The Spanish government clashes with the “deep state”
The State powers that targeted Catalonia’s independence movement are now zeroing in on PM Sánchez’s administration
The English phrase “deep state” kept cropping up during Catalonia’s independence bid to refer to the deep state structures that act independently of the incumbent administration, with a single goal in mind: to protect their own privileged position. Spain’s deep state includes high-ranking civil servants and official bodies, such as the Court of Auditors, and has a strong bearing on Spain’s law enforcement agencies, especially the Guardia Civil, whose military nature and capillary presence across the country have traditionally allowed it to act as a power onto itself. For one, it was Guardia Civil officers who masterminded the most recent coup d’état staged in Spain (1981). If there is someone who embodies the archetype of the civil servant who steps over the line to further their own deeply reactionary agenda it is colonel Diego Pérez de los Cobos, the Guardia Civil officer who led the most embarrassing police operation in recent European history: the attempt to stop Catalonia’s independence referendum on 1 October 2017.
The decision by Spain’s Interior Minister, Fernando Grande-Marlaska, to sack Pérez de los Cobos has triggered a political storm in Madrid.
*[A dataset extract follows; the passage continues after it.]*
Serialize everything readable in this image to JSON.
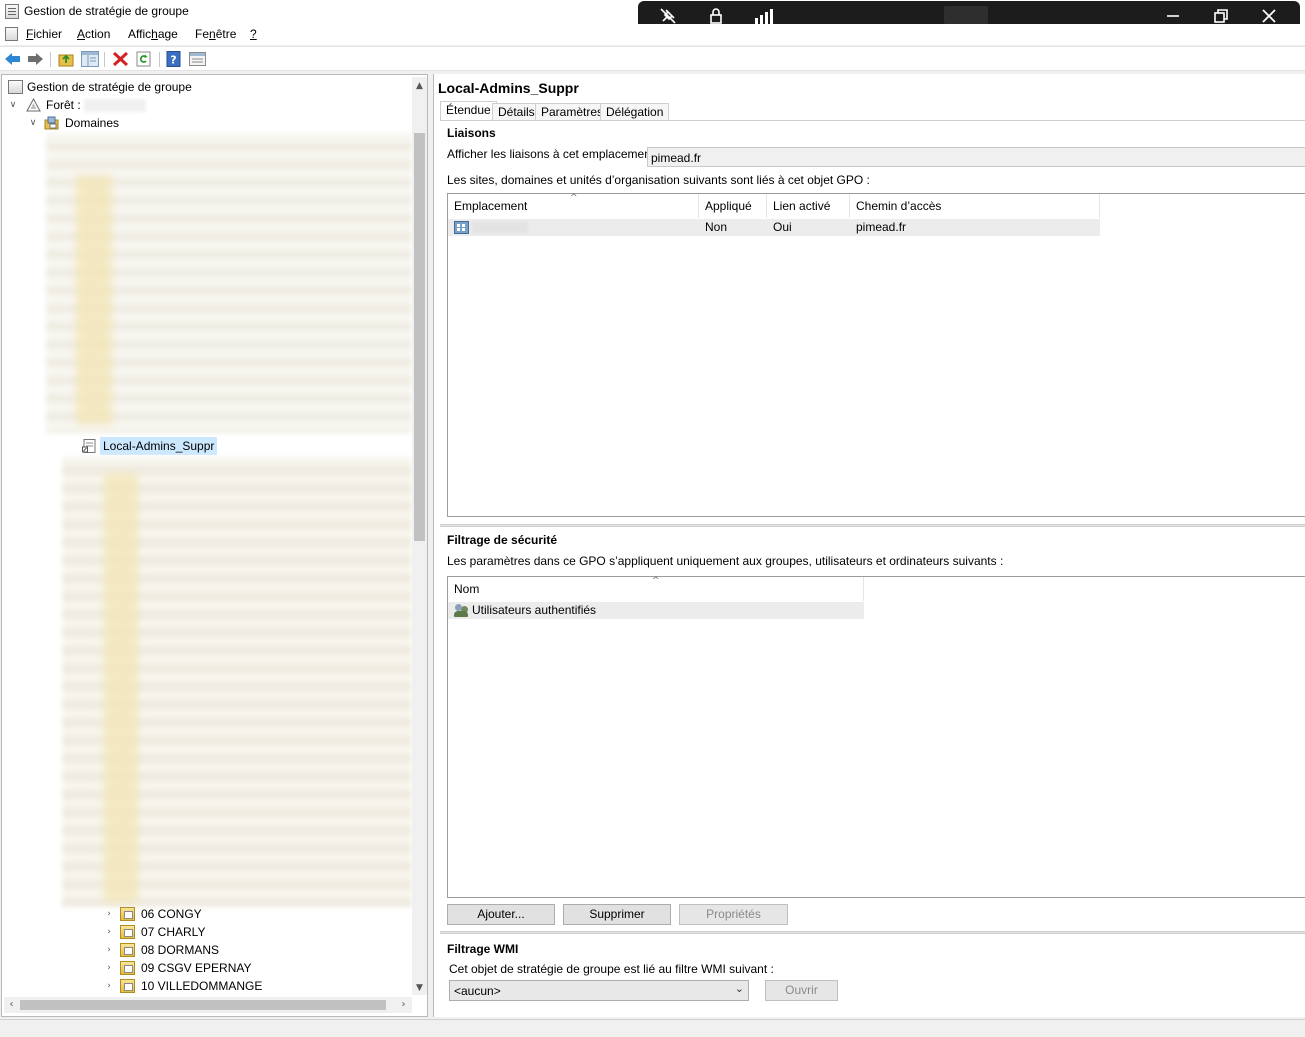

The reason for Marlaska’s decision can be traced back to several Guardia Civil reports which suggest that Dr Fernando Simón and Health Minister Salvador Illa might be criminally liable for having allowed a street march in Madrid on March 8, when there was a risk of a Covid-19 outbreak.
To an outsider, this might look like an unacceptable attempt by the Spanish Interior Minister to meddle in the affairs of a law enforcement agency that is acting as judicial police. But knowing Pérez de los Cobos and how the deep state works, there is no doubt that it is currently engaged in bringing down the PSOE-Podemos “social-communist” coalition government on a number of fronts —in particular, in the courts of law—, including the pandemic. However, it is for the people, with their ballot or —if necessary— through a vote of no confidence, to judge the Spanish government’s handling of the pandemic. Under no circumstances should Spain’s courts of law, whose heavy political slant became apparent in the case of Catalonia, have a say in the matter because that would jeopardise the very foundations of democracy.
As it turns out, now the victims of the deep state are the PSOE and Podemos; even Grande-Marlaska, whose name was often mentioned in connection with it. And all that because Spain’s deep state does not approve of the current administration. For Catalans this merely confirms what we had warned of many times: if the powers-that-be ever felt threatened in any way, they wouldn’t just target Catalonia’s independence movement, which is likely the biggest threat to their survival, but also anybody who dared to question their supremacy.
Let’s hope PM Pedro Sánchez realises that he must use this historic opportunity to take decisive action against the deep state, as this is the only way that Spain will be able to become a quality democracy that nobody can call out over the existence of political prisoners, unsanctioned police operations or point out that there court cases where the enemy criminal law applies. In short, to become a country where there is no place for the likes of colonel Pérez de los Cobos.